Its me again. I have just been really thinking about the next few years and how best to implement the SCM resources in my home. We have always done family studies for as many subjects as possible. And I have loved it. But this year I split my oldest son off on his own for a few reasons. One he is a cantankerous 16 year old who cant be kind to his sister. And two, I am waaayyy to easy on him and wanted him to have his own lesson plans to follow and be accountable to. Well, it is going fine, but I miss the family time. I realized his attitude toward his sister was a habit to be addressed. And my being too easy is perhaps a habit I need to address. Goals to achieve before September. I want to bring us back together, but we are different history tracks now and I cannot come up with any way to get us back in line and get him his required credits. He still needs a World history and an American. He is working on Ancient now and we are in Modern Times. So next year we would be doing Egypt and Greece, and he would do Rome and Middle ages (I am combining to make a four year cycle). My daughter is entering high school next year also so I need to be cognizant of her graduation requirements as well. Initially I intended just plug along in different time periods, but the Bible study is so tied in during the ancient studies I dont want to miss that. I was thinking of jumping to Rome/Middle ages for all of us (skipping Egypt/Greece for my youngers). That puts us together next year (11th/9th/6th). But the following year my senior will need to complete the modern times and the rest of us will be in early modern. I think that will be doable, since Bible isnt tied to history. We can do the EM geography and Bible together and even some family literature together. Any ideas or suggestions. Should I just keep us all separate at this point?
Are your graduation requirements mandated in your state laws or are they just something you are choosing? Because I’m not sure I know of ANY state that mandates exactly what history time periods a HOMESCHOOLed high schooler must study.
In other words, be the boss of your curriculum! Choose what you want to have everyone study and go with that. No perfect rotation needed.

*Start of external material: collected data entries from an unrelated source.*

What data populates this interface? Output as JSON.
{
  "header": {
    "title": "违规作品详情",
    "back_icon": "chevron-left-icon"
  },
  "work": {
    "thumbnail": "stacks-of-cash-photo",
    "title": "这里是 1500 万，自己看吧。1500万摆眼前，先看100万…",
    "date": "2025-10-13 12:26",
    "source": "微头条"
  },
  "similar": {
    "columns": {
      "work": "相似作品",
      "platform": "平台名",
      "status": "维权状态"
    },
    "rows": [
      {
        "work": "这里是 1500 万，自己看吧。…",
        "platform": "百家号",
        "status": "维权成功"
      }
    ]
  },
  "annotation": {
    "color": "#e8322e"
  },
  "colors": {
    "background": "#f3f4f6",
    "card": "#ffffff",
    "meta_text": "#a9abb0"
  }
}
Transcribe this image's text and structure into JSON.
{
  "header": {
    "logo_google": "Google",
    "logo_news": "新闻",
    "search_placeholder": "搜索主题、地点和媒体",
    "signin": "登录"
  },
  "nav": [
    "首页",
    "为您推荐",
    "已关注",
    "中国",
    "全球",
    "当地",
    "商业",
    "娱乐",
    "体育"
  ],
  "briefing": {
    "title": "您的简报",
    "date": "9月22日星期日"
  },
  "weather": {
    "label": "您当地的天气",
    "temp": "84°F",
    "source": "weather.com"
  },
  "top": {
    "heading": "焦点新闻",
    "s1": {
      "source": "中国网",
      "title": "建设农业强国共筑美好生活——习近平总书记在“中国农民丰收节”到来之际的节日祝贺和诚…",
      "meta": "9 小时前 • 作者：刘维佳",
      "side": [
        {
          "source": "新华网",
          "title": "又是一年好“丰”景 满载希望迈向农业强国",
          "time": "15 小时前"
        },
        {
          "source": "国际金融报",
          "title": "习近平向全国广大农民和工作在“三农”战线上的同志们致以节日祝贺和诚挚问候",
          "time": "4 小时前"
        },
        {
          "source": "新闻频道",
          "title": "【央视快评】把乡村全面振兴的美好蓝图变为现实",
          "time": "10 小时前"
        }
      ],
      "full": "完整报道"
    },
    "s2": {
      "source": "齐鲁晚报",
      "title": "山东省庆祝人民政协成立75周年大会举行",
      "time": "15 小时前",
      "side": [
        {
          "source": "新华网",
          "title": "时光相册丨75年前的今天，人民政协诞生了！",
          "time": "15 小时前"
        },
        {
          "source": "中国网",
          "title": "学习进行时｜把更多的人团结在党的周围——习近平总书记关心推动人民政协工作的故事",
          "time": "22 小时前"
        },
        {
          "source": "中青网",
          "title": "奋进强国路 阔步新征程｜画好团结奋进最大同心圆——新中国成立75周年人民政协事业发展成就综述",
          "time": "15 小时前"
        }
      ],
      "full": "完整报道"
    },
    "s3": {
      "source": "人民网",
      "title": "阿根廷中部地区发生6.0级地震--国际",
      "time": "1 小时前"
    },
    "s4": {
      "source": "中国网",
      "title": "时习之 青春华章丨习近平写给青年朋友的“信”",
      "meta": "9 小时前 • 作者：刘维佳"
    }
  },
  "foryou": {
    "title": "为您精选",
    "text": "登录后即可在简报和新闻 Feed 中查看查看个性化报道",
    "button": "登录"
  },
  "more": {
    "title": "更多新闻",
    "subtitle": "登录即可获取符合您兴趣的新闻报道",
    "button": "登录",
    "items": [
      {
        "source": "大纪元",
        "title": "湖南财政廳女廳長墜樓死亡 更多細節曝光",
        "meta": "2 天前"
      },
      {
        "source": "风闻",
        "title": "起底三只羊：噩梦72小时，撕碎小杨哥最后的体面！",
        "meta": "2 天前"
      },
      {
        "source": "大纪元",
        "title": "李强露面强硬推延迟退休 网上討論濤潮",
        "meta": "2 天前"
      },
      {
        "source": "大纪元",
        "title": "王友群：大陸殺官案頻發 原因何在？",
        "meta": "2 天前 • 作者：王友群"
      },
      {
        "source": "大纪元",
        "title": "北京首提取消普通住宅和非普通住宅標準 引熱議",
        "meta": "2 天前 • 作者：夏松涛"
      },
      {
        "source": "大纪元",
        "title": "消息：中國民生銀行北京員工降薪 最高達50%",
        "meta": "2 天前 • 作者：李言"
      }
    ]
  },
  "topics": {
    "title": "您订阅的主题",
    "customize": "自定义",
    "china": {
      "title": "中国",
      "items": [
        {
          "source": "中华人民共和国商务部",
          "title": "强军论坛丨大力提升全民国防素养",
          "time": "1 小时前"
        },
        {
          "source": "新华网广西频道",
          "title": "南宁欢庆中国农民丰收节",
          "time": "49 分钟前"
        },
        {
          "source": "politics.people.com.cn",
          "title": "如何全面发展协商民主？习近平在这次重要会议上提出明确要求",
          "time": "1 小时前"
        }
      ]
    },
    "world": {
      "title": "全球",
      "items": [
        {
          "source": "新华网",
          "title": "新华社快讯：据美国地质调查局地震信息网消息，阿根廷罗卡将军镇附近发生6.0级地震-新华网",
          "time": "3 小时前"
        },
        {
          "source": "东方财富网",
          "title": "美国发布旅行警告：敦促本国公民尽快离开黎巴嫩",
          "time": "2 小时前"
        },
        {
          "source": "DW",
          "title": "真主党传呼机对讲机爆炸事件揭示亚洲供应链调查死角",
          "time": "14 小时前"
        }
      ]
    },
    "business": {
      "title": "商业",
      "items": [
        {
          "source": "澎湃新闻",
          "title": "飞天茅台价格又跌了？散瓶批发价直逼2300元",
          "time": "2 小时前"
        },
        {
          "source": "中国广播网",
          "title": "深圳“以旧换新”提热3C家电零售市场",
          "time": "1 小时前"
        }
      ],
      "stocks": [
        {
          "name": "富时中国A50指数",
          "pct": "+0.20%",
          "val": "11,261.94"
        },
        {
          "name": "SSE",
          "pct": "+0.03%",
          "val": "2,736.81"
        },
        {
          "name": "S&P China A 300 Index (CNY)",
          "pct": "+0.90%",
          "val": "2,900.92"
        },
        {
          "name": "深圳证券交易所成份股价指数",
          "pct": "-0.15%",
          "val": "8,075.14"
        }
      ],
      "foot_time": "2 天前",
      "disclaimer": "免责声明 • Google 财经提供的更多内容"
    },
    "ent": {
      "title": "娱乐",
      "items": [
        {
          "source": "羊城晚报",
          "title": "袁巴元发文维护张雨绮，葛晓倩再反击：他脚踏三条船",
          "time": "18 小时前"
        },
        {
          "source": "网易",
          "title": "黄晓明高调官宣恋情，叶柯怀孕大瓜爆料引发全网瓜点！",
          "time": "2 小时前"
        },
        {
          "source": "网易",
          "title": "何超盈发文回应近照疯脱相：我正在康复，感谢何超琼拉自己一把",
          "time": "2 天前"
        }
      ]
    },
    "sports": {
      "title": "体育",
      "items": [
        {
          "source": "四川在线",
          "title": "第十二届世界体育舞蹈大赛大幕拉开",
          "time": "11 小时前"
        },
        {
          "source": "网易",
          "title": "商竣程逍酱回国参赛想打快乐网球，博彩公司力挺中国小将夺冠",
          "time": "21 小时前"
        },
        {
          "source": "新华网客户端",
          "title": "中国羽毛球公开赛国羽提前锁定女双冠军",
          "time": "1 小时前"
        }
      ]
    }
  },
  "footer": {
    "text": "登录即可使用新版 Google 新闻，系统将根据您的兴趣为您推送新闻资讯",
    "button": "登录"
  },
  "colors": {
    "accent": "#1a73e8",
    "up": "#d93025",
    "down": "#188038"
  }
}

Believe it or not, most colleges couldn’t care less what history time periods your teen studies. Or what science topics. Or what electives they have. They are going to look more at testing scores like the ACT and the essays your teen writes to evaluate them.
Embrace the freedom.
Maybe that means skipping Egypt/Greece for your younger kids to bring them into line with where you want the high schooler. Maybe it doesn’t. And every future high schooler will hit the high school years at a different point in history for 9th grade, unless you plan to have every child jump out of rotation to do the ‘exact 4’ time periods in a specific order that you feel they should do in high school on their own.
And, if you want them to have a specific set of history studies in high school, go for it. Embrace that. But know they may do them out of order (ex: maybe one is on middle ages for 9th and ends 12th grade with Egypt/Greece, while the next begins 9th in Early Modern and ends in Rome/Middle Ages.) It doesn’t matter.
Learning is not linear, it is circular, we continually come back to our basic knowledge and make new connections with past material.